Agosto Lilás: Os desafios postos para a execução da Lei Maria da Penha
A violência contra mulher decorre de uma sociedade estruturalmente racista e machista que ainda se baseia em relações arraigadas pelo patriarcado
A história de luta dos movimentos de mulheres
Por Renata Souza e Renata Lira*
Neste Agosto de 2023, a Lei Maria da Penha (11.340/2006) completa 17 anos de existência, quase a sua maioridade. A Lei, que decorre de uma recomendação da Comissão Interamericana de Direitos Humanos, leva o nome de Maria da Penha Maia Fernandes, hoje ativista do direito das mulheres, que lutou para que seu agressor fosse condenado.
Ao longo desses anos, foram muitos os avanços e as vidas que foram salvas pela Lei Maria da Penha, importante instrumento de luta dos movimentos de mulheres. Segundo dados do Conselho Nacional de Justiça, somente durante o período da pandemia da Covid-19, entre 2020 e 2022, mais de 572 mil medidas foram concedidas para proteção de mulheres e meninas em situação de violência doméstica. Durante o período de isolamento, o número de relatos de violência doméstica aumentou em 50%, chegando a 75% em algumas regiões do Brasil.
Segundo dados da Polícia Civil do estado do Rio de Janeiro, somente no primeiro semestre de 2023, foram concedidas 14 mil medidas protetivas em um universo de 16 mil ocorrências de violência doméstica. Contudo, as mulheres que corajosamente se predispõem a registrar a ocorrência de violência doméstica enfrentam, ainda, muitos entraves.

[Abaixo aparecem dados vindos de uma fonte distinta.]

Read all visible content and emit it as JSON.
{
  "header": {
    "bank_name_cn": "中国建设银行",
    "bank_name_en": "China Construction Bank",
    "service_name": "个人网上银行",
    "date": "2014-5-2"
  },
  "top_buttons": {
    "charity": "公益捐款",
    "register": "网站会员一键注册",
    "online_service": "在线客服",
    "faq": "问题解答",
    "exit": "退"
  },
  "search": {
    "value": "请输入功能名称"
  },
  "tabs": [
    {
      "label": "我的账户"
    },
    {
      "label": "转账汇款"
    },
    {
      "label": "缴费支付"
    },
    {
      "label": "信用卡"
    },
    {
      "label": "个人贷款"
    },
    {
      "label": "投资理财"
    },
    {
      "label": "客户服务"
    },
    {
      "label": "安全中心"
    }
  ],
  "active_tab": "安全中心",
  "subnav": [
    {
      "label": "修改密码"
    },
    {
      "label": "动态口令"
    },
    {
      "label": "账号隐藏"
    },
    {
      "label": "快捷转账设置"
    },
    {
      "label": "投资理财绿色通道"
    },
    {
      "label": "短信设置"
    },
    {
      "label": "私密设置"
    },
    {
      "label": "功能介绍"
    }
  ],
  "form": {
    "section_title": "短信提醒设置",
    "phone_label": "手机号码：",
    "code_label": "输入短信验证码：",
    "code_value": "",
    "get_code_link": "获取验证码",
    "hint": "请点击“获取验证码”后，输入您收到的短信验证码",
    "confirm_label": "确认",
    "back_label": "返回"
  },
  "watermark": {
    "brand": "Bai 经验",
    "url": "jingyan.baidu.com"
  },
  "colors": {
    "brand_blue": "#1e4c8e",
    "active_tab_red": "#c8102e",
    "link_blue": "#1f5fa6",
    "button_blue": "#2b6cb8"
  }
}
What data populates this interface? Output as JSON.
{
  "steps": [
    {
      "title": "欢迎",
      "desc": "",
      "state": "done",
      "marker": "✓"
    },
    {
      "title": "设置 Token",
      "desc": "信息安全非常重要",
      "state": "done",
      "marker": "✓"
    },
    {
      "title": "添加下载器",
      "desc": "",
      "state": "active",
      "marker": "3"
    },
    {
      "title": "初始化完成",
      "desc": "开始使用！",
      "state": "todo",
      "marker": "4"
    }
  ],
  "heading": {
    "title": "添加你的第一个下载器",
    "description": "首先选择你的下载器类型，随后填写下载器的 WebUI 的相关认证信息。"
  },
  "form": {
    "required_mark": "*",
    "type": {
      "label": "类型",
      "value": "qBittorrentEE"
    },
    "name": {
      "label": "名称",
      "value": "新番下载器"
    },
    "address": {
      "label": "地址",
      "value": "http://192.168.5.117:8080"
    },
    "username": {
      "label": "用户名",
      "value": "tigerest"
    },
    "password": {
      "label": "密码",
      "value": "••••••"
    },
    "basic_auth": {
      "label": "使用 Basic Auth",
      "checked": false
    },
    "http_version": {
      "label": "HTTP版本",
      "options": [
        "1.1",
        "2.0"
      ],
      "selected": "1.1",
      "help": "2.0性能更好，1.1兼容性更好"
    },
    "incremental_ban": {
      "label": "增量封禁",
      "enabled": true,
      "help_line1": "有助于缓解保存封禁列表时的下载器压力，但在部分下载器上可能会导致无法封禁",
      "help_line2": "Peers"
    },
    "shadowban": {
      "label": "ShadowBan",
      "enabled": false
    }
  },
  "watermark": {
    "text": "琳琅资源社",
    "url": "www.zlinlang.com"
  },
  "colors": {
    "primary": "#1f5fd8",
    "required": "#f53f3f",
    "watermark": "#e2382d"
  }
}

Um dos grandes desafios encontrados para a plena execução da Lei Maria da Penha são as queixas sobre revitimização, abusos e negligência ocorridos nas Delegacias de Apoio à Mulher, as DEAM’s. E o que é pior, nem sempre os casos são registrados pela Lei Maria da Penha, mas sim como lesão corporal, ameaça e injúria, mesmo quando, na verdade, foram ocorrências de violência doméstica. Ainda há policiais, sobretudo agentes masculinos, que não estão preparados para lidar com a delicadeza e complexidade que é para uma mulher se expor em uma Delegacia de Polícia, ainda que seja uma DEAM. A grande importância do registro correto é a possibilidade desta mulher ter a medida protetiva deferida.
Mesmo diante de um cenário em que notadamente ocorre a subnotificação dos casos de violência contra mulher, o Brasil registrou 1.400 feminicídios em 2022, refletindo um aumento de quase 7% em relação ao ano de 2021. Mulheres negras são as principais vítimas do feminicídio, um recorte racial nos revela que 62% das mulheres vítimas são negras. No Rio Janeiro, foram 293 casos de tentativa de feminicídio em 2022 e 283 mulheres assassinadas, ocupando o segundo lugar no país. Em 2023, o Brasil já registra 1 feminicídio a cada 6 horas.
A violência contra mulher decorre de uma sociedade estruturalmente racista e machista que ainda se baseia em relações arraigadas pelo patriarcado, nas quais os homens são os mais favorecidos, principalmente homens, brancos, cisgênero e heterosexuais. A cultura de ódio e misoginia foi terreno fértil para o desmonte de políticas públicas para mulheres com drásticas reduções no orçamento público destinado aos equipamentos que acolhem e protegem mulheres e meninas em situação de violência.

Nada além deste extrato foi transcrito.